With Support From Center for Pacific Islands Studies, University of Hawai‘i

$2 Billion Commercial Rice Project In PNG Terminated
Project cut over legal concerns, possible rice monopoly

By Isaac Nicholas

PORT MORESBY, Papua New Guinea (PNG Post-Courier, Nov. 8, 2012) – Agriculture and Livestock Minister Tommy Tomscoll has terminated the proposed US$2 billion commercial rice project in the Kairiku-Hiri District of Papua New Guinea’s Central Province.

The proposed rice project has been linked to controversial fugitive Joko Tjandra and allegations against some Ministers in the current O’Neill-Dion government fast-tracking the project.

Minister Tomscoll in a letter to Secretary for DAL, Dr. Vele Pat Ila’ava stated that the project did not follow proper and correct project formulation process before seeking approval from the NEC.

He said this includes compliance with the requirements of the Environment Act, the Forestry Act, the Customary Land Act, Land Group Incorporated Act and other relevant and applicable laws of PNG.

Mr. Tomscoll said the project formulation process engaged to bring about this project proposal ran against the grain and thrust of transparency, accountability and good governance.

"In light of the past failures of those engineering this project... You are instructed to discontinue negotiations on the preparation of a Deed of Agreement (DOA) between Naima Investments Limited and the State of PNG."

Minister Tomscoll said the DOA cannot be executed without undertaking the necessary and critical investigation, and documenting the legal correctness of documents such as; the ILG certificates, title issued over the customary land, sub-lease of title to Naima Investments Ltd, approved survey plan of the proposed project area, project benefit sharing code, environmental permit and forest clearing authority permit.

He said he was also briefed that that National Executive Council (NEC) also approved K4.88 million [US$2.3 million] to support further work on this proposal through the National Project Steering Committee (NPSC) in 2012, and DAL also allocated K1 million [US$478,570] from its activity budget to co-ordinate and monitor land mobilization and socio-economic feasibility programs relating to the study of the proposal.

"These monies expended by DAL to formulate a project proposal, in my view amounted [to] wastage expenditure that should really have been picked up by the proponent of the project as sunk cost."

Mr.

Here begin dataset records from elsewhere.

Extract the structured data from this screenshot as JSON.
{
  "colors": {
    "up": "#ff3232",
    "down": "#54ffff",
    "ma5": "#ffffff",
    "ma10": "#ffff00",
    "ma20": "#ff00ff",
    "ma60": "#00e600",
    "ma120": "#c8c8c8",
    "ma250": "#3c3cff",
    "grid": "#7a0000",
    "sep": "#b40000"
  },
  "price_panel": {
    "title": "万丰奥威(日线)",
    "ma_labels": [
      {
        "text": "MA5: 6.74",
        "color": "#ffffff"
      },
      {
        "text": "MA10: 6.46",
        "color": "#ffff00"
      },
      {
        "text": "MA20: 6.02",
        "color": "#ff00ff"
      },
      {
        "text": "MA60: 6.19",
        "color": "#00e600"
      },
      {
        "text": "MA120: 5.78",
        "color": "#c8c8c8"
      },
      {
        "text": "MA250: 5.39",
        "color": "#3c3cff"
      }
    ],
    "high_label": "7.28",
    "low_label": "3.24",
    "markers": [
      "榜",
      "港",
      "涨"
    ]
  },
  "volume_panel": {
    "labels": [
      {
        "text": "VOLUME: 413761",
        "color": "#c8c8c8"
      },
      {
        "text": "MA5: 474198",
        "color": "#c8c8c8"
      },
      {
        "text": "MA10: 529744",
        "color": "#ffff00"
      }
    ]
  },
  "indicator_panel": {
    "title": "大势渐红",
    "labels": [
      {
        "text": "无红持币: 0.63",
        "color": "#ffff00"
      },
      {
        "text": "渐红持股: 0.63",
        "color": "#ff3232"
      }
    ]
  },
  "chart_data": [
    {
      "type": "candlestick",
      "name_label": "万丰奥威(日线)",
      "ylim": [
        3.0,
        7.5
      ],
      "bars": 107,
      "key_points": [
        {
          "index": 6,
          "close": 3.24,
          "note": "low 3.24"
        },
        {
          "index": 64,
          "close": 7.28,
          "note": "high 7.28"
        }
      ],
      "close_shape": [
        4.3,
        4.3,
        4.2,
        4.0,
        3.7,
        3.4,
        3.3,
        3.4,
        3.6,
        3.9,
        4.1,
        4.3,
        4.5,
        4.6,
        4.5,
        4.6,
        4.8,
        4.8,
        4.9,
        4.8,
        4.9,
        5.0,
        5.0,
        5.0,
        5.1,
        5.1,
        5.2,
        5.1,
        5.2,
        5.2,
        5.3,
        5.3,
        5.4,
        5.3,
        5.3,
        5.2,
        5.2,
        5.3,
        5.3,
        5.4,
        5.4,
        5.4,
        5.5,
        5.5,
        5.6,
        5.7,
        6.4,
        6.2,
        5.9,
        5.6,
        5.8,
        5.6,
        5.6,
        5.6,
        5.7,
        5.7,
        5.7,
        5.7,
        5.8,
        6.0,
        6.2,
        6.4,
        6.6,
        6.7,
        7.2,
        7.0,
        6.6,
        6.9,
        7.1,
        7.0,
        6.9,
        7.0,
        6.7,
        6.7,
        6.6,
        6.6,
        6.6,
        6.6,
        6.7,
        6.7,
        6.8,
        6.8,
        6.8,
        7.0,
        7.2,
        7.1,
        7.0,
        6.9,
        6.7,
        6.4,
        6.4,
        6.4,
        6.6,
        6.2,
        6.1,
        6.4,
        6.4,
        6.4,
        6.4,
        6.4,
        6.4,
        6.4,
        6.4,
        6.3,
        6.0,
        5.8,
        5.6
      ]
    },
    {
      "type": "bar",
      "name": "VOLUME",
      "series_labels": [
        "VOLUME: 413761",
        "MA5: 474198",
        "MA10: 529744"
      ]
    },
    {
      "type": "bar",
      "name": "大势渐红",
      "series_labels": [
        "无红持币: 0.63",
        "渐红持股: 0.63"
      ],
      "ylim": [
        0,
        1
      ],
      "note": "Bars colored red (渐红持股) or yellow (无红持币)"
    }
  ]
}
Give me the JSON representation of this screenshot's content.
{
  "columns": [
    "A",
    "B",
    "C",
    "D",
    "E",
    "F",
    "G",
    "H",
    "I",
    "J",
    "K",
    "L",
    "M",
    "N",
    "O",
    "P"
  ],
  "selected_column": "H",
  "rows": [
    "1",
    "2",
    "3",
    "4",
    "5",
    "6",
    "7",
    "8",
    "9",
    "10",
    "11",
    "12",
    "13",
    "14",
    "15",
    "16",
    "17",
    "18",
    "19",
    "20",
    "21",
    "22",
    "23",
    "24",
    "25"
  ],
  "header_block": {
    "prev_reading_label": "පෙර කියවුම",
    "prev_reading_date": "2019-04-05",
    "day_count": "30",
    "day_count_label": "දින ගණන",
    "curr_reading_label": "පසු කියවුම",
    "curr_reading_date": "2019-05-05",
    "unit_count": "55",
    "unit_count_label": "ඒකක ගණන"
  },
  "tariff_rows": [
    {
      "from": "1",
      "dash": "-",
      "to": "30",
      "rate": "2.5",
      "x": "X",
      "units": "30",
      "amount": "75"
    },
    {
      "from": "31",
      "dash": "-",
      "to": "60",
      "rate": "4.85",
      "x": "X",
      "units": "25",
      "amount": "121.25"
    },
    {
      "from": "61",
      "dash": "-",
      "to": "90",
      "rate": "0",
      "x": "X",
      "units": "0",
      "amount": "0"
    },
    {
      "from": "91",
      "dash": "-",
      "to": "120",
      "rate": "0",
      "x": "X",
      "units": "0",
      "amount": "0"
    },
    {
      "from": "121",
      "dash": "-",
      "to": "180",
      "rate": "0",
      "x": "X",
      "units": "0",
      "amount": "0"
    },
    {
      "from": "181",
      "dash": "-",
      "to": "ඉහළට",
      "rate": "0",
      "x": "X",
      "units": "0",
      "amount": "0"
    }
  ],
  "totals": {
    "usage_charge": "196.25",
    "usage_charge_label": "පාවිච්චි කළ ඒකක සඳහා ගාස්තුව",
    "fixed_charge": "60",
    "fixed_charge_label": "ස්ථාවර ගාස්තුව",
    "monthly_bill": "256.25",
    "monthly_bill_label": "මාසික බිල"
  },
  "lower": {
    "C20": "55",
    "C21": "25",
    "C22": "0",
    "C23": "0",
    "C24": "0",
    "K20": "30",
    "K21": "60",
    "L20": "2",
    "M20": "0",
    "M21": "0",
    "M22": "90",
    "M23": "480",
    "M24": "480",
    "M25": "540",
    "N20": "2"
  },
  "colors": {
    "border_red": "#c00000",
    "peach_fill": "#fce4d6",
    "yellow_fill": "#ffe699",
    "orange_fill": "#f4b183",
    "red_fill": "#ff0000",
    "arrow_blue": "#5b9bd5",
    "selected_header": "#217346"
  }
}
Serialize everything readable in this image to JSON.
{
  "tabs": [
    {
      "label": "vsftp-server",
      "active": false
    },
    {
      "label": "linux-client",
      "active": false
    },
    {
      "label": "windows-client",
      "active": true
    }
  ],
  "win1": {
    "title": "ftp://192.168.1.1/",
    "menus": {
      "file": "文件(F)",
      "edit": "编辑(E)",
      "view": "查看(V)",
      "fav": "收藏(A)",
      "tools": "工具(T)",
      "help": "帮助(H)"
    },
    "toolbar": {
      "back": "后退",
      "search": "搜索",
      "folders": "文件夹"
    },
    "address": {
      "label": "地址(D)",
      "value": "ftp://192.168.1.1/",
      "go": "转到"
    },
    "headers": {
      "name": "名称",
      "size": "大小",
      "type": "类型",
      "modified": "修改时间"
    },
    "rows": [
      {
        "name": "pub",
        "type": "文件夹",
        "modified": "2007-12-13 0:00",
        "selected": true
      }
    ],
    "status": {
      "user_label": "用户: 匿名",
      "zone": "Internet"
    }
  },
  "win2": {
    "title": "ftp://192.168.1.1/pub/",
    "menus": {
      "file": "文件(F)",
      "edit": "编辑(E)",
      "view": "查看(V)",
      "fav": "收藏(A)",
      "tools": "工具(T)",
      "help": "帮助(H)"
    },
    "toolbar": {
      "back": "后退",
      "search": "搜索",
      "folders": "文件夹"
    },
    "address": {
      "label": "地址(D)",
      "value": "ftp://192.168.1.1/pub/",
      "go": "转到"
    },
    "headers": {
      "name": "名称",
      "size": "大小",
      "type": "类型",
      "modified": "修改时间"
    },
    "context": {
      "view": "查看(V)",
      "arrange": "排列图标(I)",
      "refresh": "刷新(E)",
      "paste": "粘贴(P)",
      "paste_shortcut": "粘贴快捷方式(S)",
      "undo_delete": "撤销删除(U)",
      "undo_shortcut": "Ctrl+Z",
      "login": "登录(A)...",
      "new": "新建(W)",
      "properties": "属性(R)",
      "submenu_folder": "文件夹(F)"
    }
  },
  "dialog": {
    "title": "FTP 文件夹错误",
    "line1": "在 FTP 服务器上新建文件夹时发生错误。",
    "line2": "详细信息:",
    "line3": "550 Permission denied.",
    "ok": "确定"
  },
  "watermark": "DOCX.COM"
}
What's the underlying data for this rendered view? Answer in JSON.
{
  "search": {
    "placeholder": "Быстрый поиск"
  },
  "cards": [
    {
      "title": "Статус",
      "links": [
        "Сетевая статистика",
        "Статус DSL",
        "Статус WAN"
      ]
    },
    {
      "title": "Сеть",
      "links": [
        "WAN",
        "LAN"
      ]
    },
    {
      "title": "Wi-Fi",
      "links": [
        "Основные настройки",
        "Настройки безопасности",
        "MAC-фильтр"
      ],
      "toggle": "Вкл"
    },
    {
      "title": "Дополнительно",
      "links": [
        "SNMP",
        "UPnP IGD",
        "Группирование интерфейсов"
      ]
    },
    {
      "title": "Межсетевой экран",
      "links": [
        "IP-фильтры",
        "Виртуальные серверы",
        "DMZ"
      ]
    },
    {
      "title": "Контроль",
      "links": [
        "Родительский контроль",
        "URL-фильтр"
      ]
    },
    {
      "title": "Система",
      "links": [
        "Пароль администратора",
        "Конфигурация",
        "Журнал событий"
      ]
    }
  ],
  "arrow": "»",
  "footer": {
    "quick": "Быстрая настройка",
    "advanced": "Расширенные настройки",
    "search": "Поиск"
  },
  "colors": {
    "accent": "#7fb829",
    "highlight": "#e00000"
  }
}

Tomscoll said as a result of the let-down of that money, he instructed the immediate disbanding of the NPSC.

He said Naima Investment Limited has been seeking from Government; approval for a 20-year exclusivity as sole rice grower of a large scale commercial rice farming; approval from PNG government to apply a 80 percent import levy (increase tariff) on all imported rice; and approval for a 24-month preferential import levy at zero rates.

"In the event the Government granted all the approval sought, Naima Investments Limited, would without doubt in my mind, create a monopoly in the market and competition will erode giving way to dysfunctional and inefficient systems that may add to high cost structure already experienced in PNG."

Mr. Tomscoll said in a market that only has one or few suppliers of rice, prices can be controlled meaning that the consumer does not have a choice, cannot maximize total utility and have very little influence over the price of rice.